Nos últimos oito anos, a Marvel continuou com a estratégia. Contratar nomes promissores, que chamaram atenção em filmes menores ou na TV, para oferecer o emprego da vida dos caras. Ganha a Marvel, por apostar em novas ideias, mas tendo sobre controle o processo criativo de suas produções. Ganham os profissionais, que têm acesso a brinquedos bastante caros, transformando seus próprios sonhos em realidade.

No caso dos irmãos Anthony e Joe Russo, agora podemos dizer: eles foram o melhor investimento que a Marvel já fez.
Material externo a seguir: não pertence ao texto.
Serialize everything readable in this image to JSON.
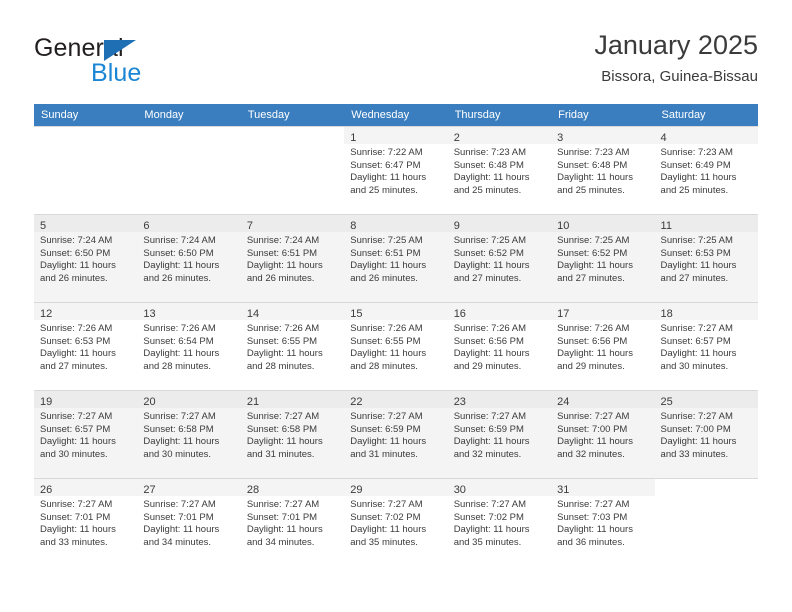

Capitão América – Guerra Civil é uma orgia nerd, com tudo que sempre desejamos ver num filme de super-heróis. Ação, drama e comédia. Claro que já vimos essa mistura de maneira bem sucedida no primeiro Vingadores e em Guardiões da Galáxia. Mas, em Guerra Civil, o que havia de melhor em outros filmes da Marvel, isoladamente, temos aqui reunido e ampliado. Há as incríveis coreografias realistas da ação de Soldado Invernal e mais, a comédia quase pastelão de Guardiões e mais, e o peso da tetra entre os Vingadores e mais.

Tudo é muito bem coordenado por uma direção segura, que provoca tensão, até mesmo nos momentos em que pouca coisa acontece. A fotografia é criativa nas cenas de luta, a harmonia entre efeitos práticos, digitais e sonoros é muito satisfatória, e a montagem dá uma dinâmica incisiva e clara a todos esses elementos. A trilha sonora é uma variação da música de Soldado Invernal para os momentos de ação, suspense e drama, com o acréscimo do tom heroico, triunfante, pra cima.
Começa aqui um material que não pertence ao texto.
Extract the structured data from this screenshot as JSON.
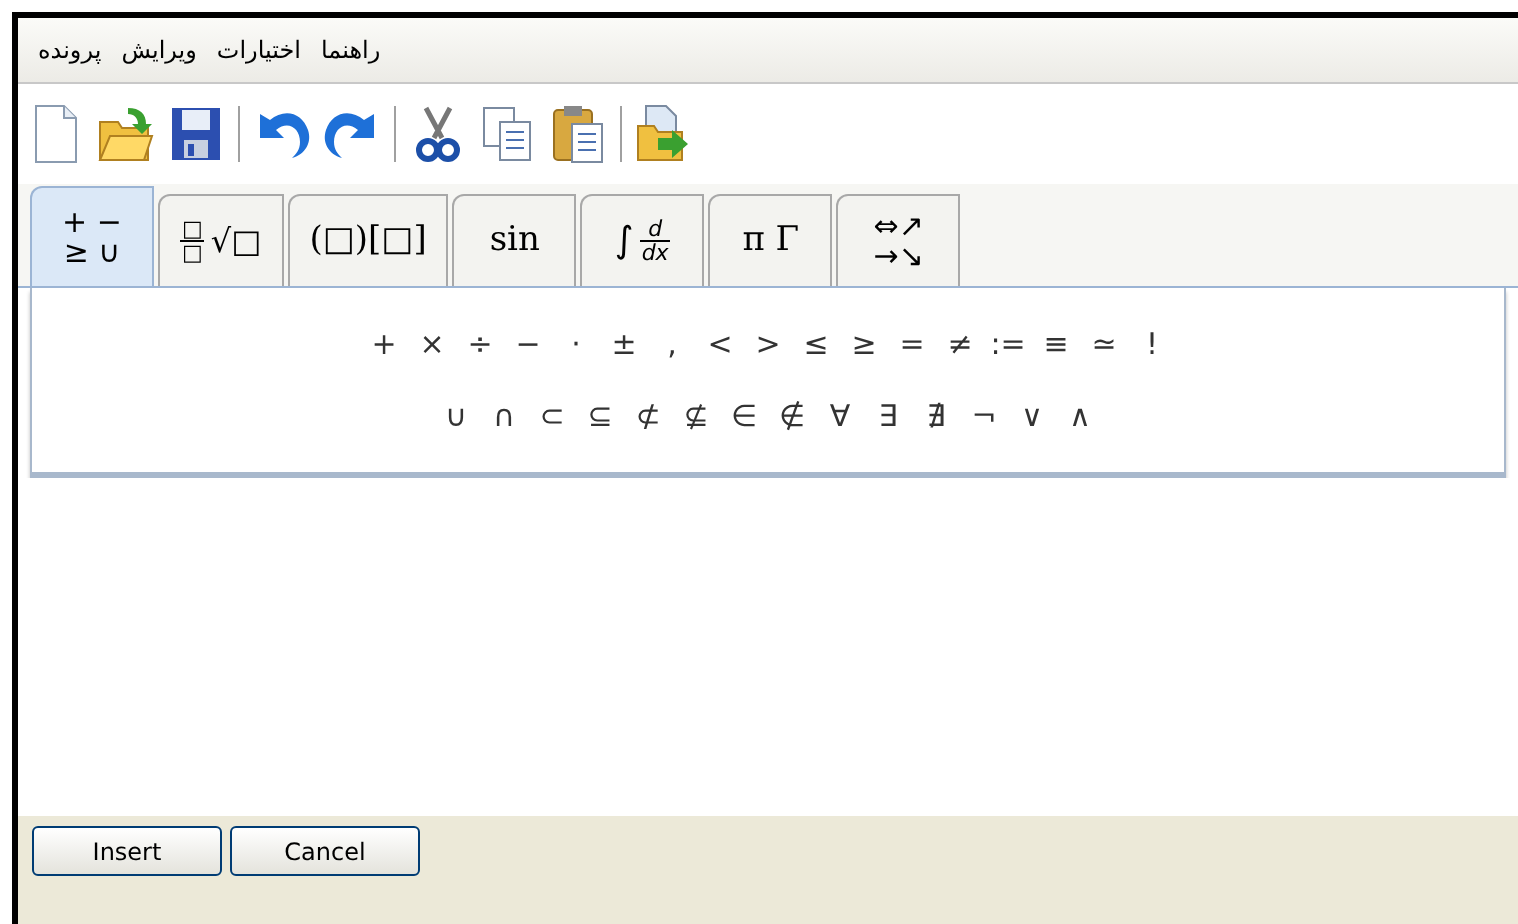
{
  "menu": [
    "راهنما",
    "اختیارات",
    "ویرایش",
    "پرونده"
  ],
  "toolbar": [
    {
      "kind": "export"
    },
    {
      "kind": "separator"
    },
    {
      "kind": "paste"
    },
    {
      "kind": "copy"
    },
    {
      "kind": "cut"
    },
    {
      "kind": "separator"
    },
    {
      "kind": "redo"
    },
    {
      "kind": "undo"
    },
    {
      "kind": "separator"
    },
    {
      "kind": "save"
    },
    {
      "kind": "open"
    },
    {
      "kind": "new"
    }
  ],
  "tabs": [
    {
      "kind": "stacked",
      "lines": [
        "⇔↗",
        "→↘"
      ],
      "selected": false
    },
    {
      "kind": "inline",
      "text": "π Γ",
      "selected": false
    },
    {
      "kind": "fraction",
      "before": "∫",
      "numerator": "d",
      "denominator": "dx",
      "selected": false
    },
    {
      "kind": "inline",
      "text": "sin",
      "selected": false
    },
    {
      "kind": "inline",
      "text": "(□)[□]",
      "selected": false
    },
    {
      "kind": "fraction",
      "numerator": "□",
      "denominator": "□",
      "after": "√□",
      "selected": false
    },
    {
      "kind": "stacked",
      "lines": [
        "+ −",
        "≥ ∪"
      ],
      "selected": true
    }
  ],
  "symbol_rows": [
    [
      "!",
      "≃",
      "≡",
      ":=",
      "≠",
      "=",
      "≥",
      "≤",
      ">",
      "<",
      ",",
      "±",
      "·",
      "−",
      "÷",
      "×",
      "+"
    ],
    [
      "∧",
      "∨",
      "¬",
      "∄",
      "∃",
      "∀",
      "∉",
      "∈",
      "⊈",
      "⊄",
      "⊆",
      "⊂",
      "∩",
      "∪"
    ]
  ],
  "buttons": [
    "Cancel",
    "Insert"
  ]
}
O filme é perfeito? De jeito nenhum. Mais uma vez a Marvel comete o erro de ter um vilão central fraco, sem carisma e com um plano idiota, mesmo que suas razões sejam justificáveis. Sua motivação é o que gera o conflito e faz a trama avançar. Nada mais. E os furos no roteiro só ficam maiores em retrospecto.

Porém o mérito de Guerra Civil não está na trama, e sim nas cenas de ação e na interação entre os super-heróis, quando conversam, lutam lado a lado e entre si. Este é um filme de construção de personagem. Uma ótima ideia foi trazer os heróis literalmente para o chão, mais próximos uns dos outros, para que cada um percebesse de que maneira suas escolhas afetariam quem estivesse ao redor.
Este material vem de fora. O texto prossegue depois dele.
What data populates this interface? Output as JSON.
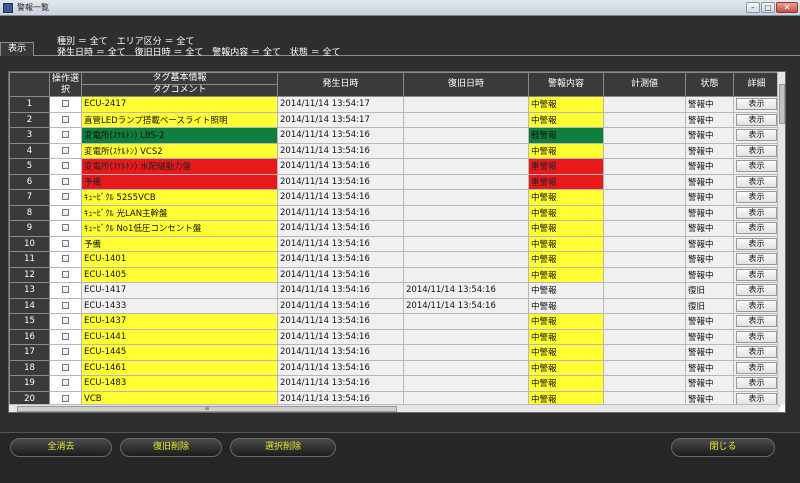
{
  "window": {
    "title": "警報一覧"
  },
  "tab": {
    "label": "表示"
  },
  "filters": {
    "line1": [
      "種別 ＝ 全て",
      "エリア区分 ＝ 全て"
    ],
    "line2": [
      "発生日時 ＝ 全て",
      "復旧日時 ＝ 全て",
      "警報内容 ＝ 全て",
      "状態 ＝ 全て"
    ]
  },
  "columns": {
    "select": "操作選択",
    "tag_info": "タグ基本情報",
    "tag_comment": "タグコメント",
    "occurred": "発生日時",
    "restored": "復旧日時",
    "alarm": "警報内容",
    "measured": "計測値",
    "state": "状態",
    "detail": "詳細"
  },
  "colors": {
    "yellow": "#ffff33",
    "green": "#0f7f3d",
    "red": "#e8191b",
    "gray": "#f0f0f0"
  },
  "rows": [
    {
      "num": "1",
      "comment": "ECU-2417",
      "occurred": "2014/11/14  13:54:17",
      "restored": "",
      "alarm": "中警報",
      "state": "警報中",
      "detail": "表示",
      "color": "y"
    },
    {
      "num": "2",
      "comment": "直管LEDランプ搭載ベースライト照明",
      "occurred": "2014/11/14  13:54:17",
      "restored": "",
      "alarm": "中警報",
      "state": "警報中",
      "detail": "表示",
      "color": "y"
    },
    {
      "num": "3",
      "comment": "変電所(ｽｹﾙﾄﾝ) LBS-2",
      "occurred": "2014/11/14  13:54:16",
      "restored": "",
      "alarm": "軽警報",
      "state": "警報中",
      "detail": "表示",
      "color": "g"
    },
    {
      "num": "4",
      "comment": "変電所(ｽｹﾙﾄﾝ) VCS2",
      "occurred": "2014/11/14  13:54:16",
      "restored": "",
      "alarm": "中警報",
      "state": "警報中",
      "detail": "表示",
      "color": "y"
    },
    {
      "num": "5",
      "comment": "変電所(ｽｹﾙﾄﾝ) 水配継動力盤",
      "occurred": "2014/11/14  13:54:16",
      "restored": "",
      "alarm": "重警報",
      "state": "警報中",
      "detail": "表示",
      "color": "r"
    },
    {
      "num": "6",
      "comment": "予備",
      "occurred": "2014/11/14  13:54:16",
      "restored": "",
      "alarm": "重警報",
      "state": "警報中",
      "detail": "表示",
      "color": "r"
    },
    {
      "num": "7",
      "comment": "ｷｭｰﾋﾞｸﾙ  52S5VCB",
      "occurred": "2014/11/14  13:54:16",
      "restored": "",
      "alarm": "中警報",
      "state": "警報中",
      "detail": "表示",
      "color": "y"
    },
    {
      "num": "8",
      "comment": "ｷｭｰﾋﾞｸﾙ  光LAN主幹盤",
      "occurred": "2014/11/14  13:54:16",
      "restored": "",
      "alarm": "中警報",
      "state": "警報中",
      "detail": "表示",
      "color": "y"
    },
    {
      "num": "9",
      "comment": "ｷｭｰﾋﾞｸﾙ  No1低圧コンセント盤",
      "occurred": "2014/11/14  13:54:16",
      "restored": "",
      "alarm": "中警報",
      "state": "警報中",
      "detail": "表示",
      "color": "y"
    },
    {
      "num": "10",
      "comment": "予備",
      "occurred": "2014/11/14  13:54:16",
      "restored": "",
      "alarm": "中警報",
      "state": "警報中",
      "detail": "表示",
      "color": "y"
    },
    {
      "num": "11",
      "comment": "ECU-1401",
      "occurred": "2014/11/14  13:54:16",
      "restored": "",
      "alarm": "中警報",
      "state": "警報中",
      "detail": "表示",
      "color": "y"
    },
    {
      "num": "12",
      "comment": "ECU-1405",
      "occurred": "2014/11/14  13:54:16",
      "restored": "",
      "alarm": "中警報",
      "state": "警報中",
      "detail": "表示",
      "color": "y"
    },
    {
      "num": "13",
      "comment": "ECU-1417",
      "occurred": "2014/11/14  13:54:16",
      "restored": "2014/11/14  13:54:16",
      "alarm": "中警報",
      "state": "復旧",
      "detail": "表示",
      "color": "w"
    },
    {
      "num": "14",
      "comment": "ECU-1433",
      "occurred": "2014/11/14  13:54:16",
      "restored": "2014/11/14  13:54:16",
      "alarm": "中警報",
      "state": "復旧",
      "detail": "表示",
      "color": "w"
    },
    {
      "num": "15",
      "comment": "ECU-1437",
      "occurred": "2014/11/14  13:54:16",
      "restored": "",
      "alarm": "中警報",
      "state": "警報中",
      "detail": "表示",
      "color": "y"
    },
    {
      "num": "16",
      "comment": "ECU-1441",
      "occurred": "2014/11/14  13:54:16",
      "restored": "",
      "alarm": "中警報",
      "state": "警報中",
      "detail": "表示",
      "color": "y"
    },
    {
      "num": "17",
      "comment": "ECU-1445",
      "occurred": "2014/11/14  13:54:16",
      "restored": "",
      "alarm": "中警報",
      "state": "警報中",
      "detail": "表示",
      "color": "y"
    },
    {
      "num": "18",
      "comment": "ECU-1461",
      "occurred": "2014/11/14  13:54:16",
      "restored": "",
      "alarm": "中警報",
      "state": "警報中",
      "detail": "表示",
      "color": "y"
    },
    {
      "num": "19",
      "comment": "ECU-1483",
      "occurred": "2014/11/14  13:54:16",
      "restored": "",
      "alarm": "中警報",
      "state": "警報中",
      "detail": "表示",
      "color": "y"
    },
    {
      "num": "20",
      "comment": "VCB",
      "occurred": "2014/11/14  13:54:16",
      "restored": "",
      "alarm": "中警報",
      "state": "警報中",
      "detail": "表示",
      "color": "y"
    }
  ],
  "buttons": {
    "clear_all": "全消去",
    "restore_delete": "復旧削除",
    "select_delete": "選択削除",
    "close": "閉じる"
  }
}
Todo mundo tem seu momento de tela bem desenvolvido. Pasmem, mas é verdade. Até o Gavião Arqueiro. Temos o Capitão ainda mais convicto de seus princípios. E o melhor Homem de Ferro/Tony Stark desde o primeiro Vingadores, fanfarrão, só que também abalado, fragilizado. O roteiro soube entregar diálogos dramáticos decentes, piadas que funcionam muito bem (inclusive as visuais) e deu motivações convincentes para os heróis se posicionarem, decidir de que lado ficar.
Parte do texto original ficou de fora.